Define the event or random variable being measured. Use notation such as A, B, X, and S_N only after the words are clear.

State whether probabilities are unconditional or conditional. If conditional, name the conditioning event.

Report the base rate when using Bayes’ theorem. Without it, the posterior probability cannot be checked.

For random variables, identify whether the distribution is discrete or continuous. Use PMF for discrete variables and PDF or density for continuous variables.

Give expectations and variances with units when the variable has units.

State independence assumptions. If the data are clustered, repeated, matched, or spatially connected, explain how dependence enters the analysis.

When using simulation, set the random seed and report the number of simulations or rolls.

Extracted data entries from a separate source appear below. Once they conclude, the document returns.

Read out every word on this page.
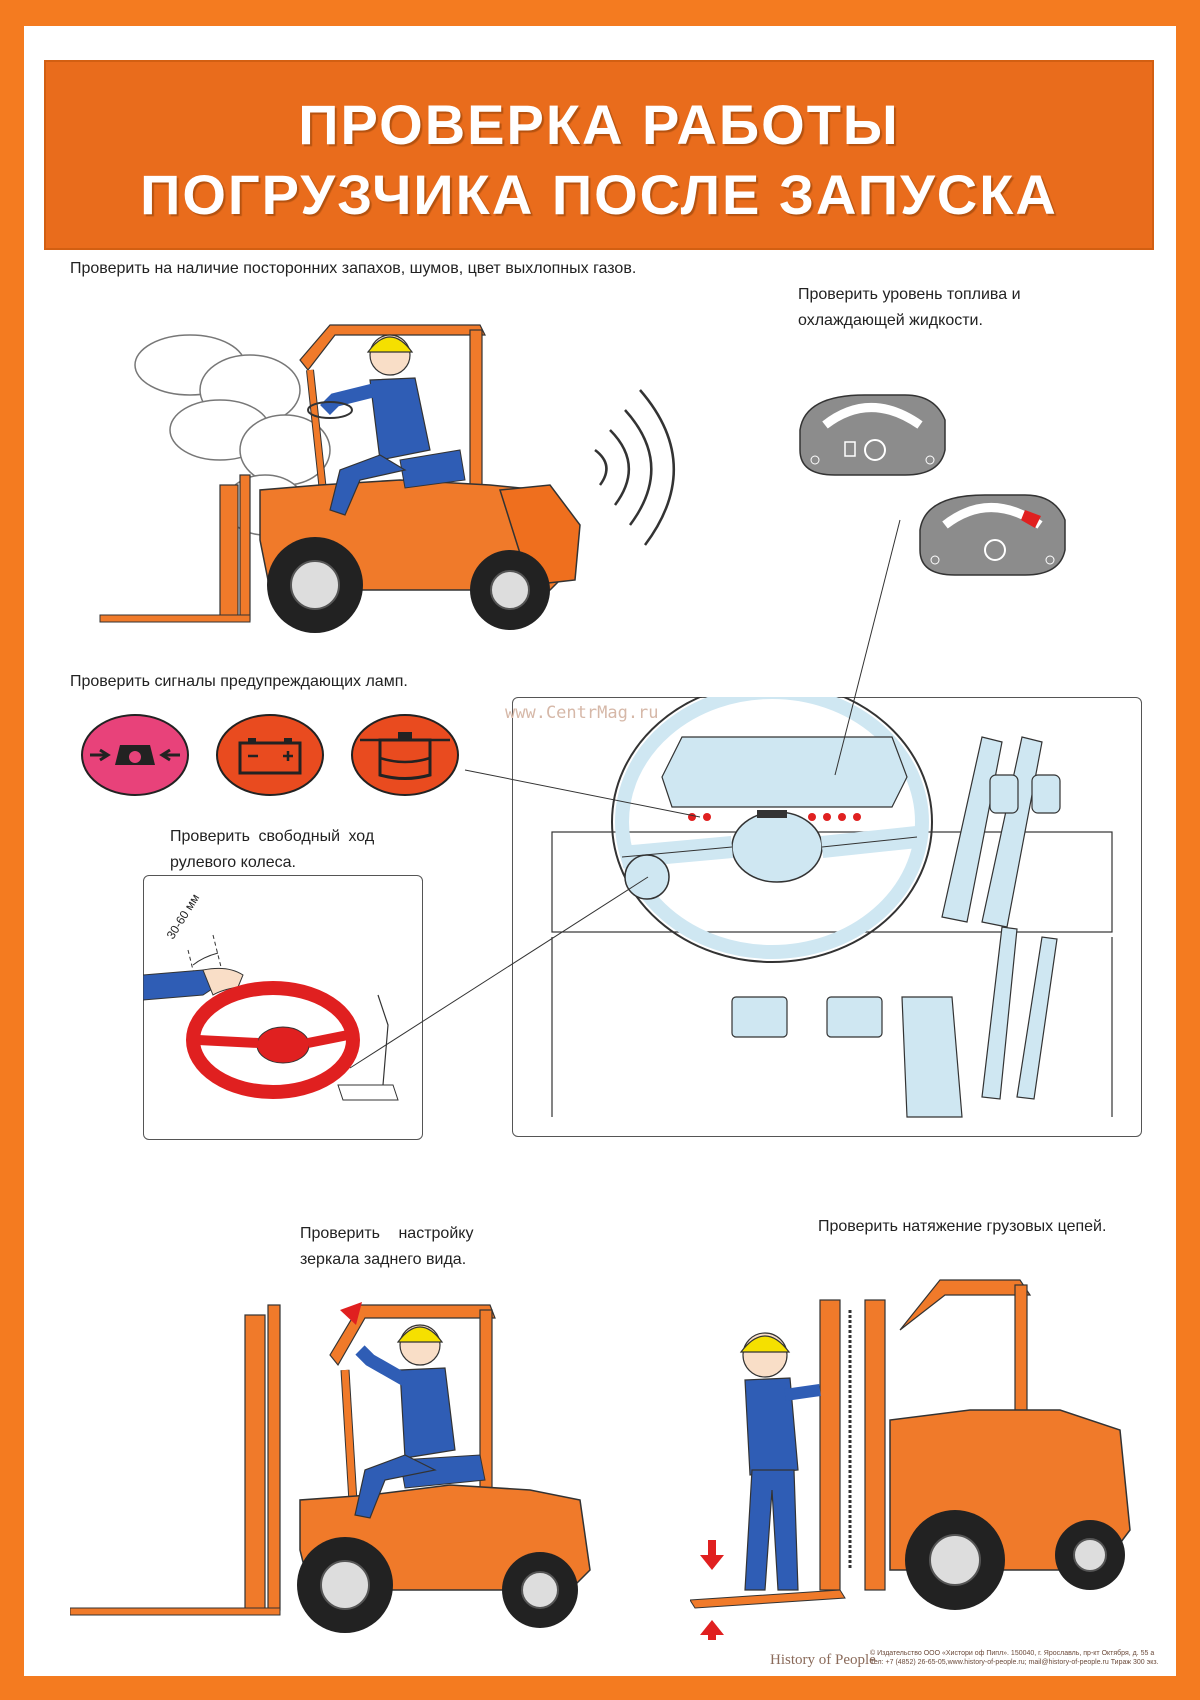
ПРОВЕРКА РАБОТЫ
ПОГРУЗЧИКА ПОСЛЕ ЗАПУСКА
Проверить на наличие посторонних запахов, шумов, цвет выхлопных газов.
Проверить уровень топлива и
охлаждающей жидкости.
Проверить сигналы предупреждающих ламп.
Проверить свободный ход
рулевого колеса.
Проверить настройку
зеркала заднего вида.
Проверить натяжение грузовых цепей.
30-60 мм
www.CentrMag.ru
History of People
© Издательство ООО «Хистори оф Пипл». 150040, г. Ярославль, пр-кт Октября, д. 55 а
Тел: +7 (4852) 26-65-05,www.history-of-people.ru; mail@history-of-people.ru Тираж 300 экз.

When a formula has an exact value and a simulated estimate, report both. The exact value is the target. The simulation shows sampling variation.

References

Wasserman, Larry. 2004. All of Statistics: A Concise Course in Statistical Inference. Springer.

Casella, George, and Roger L. Berger. 2002. Statistical Inference. 2nd ed. Duxbury.

Pitman, Jim. 1993. Probability. Springer.

Imai, Kosuke. 2017. Quantitative Social Science: An Introduction. Princeton University Press.

Ross, Sheldon M. 2014. A First Course in Probability. 9th ed. Pearson.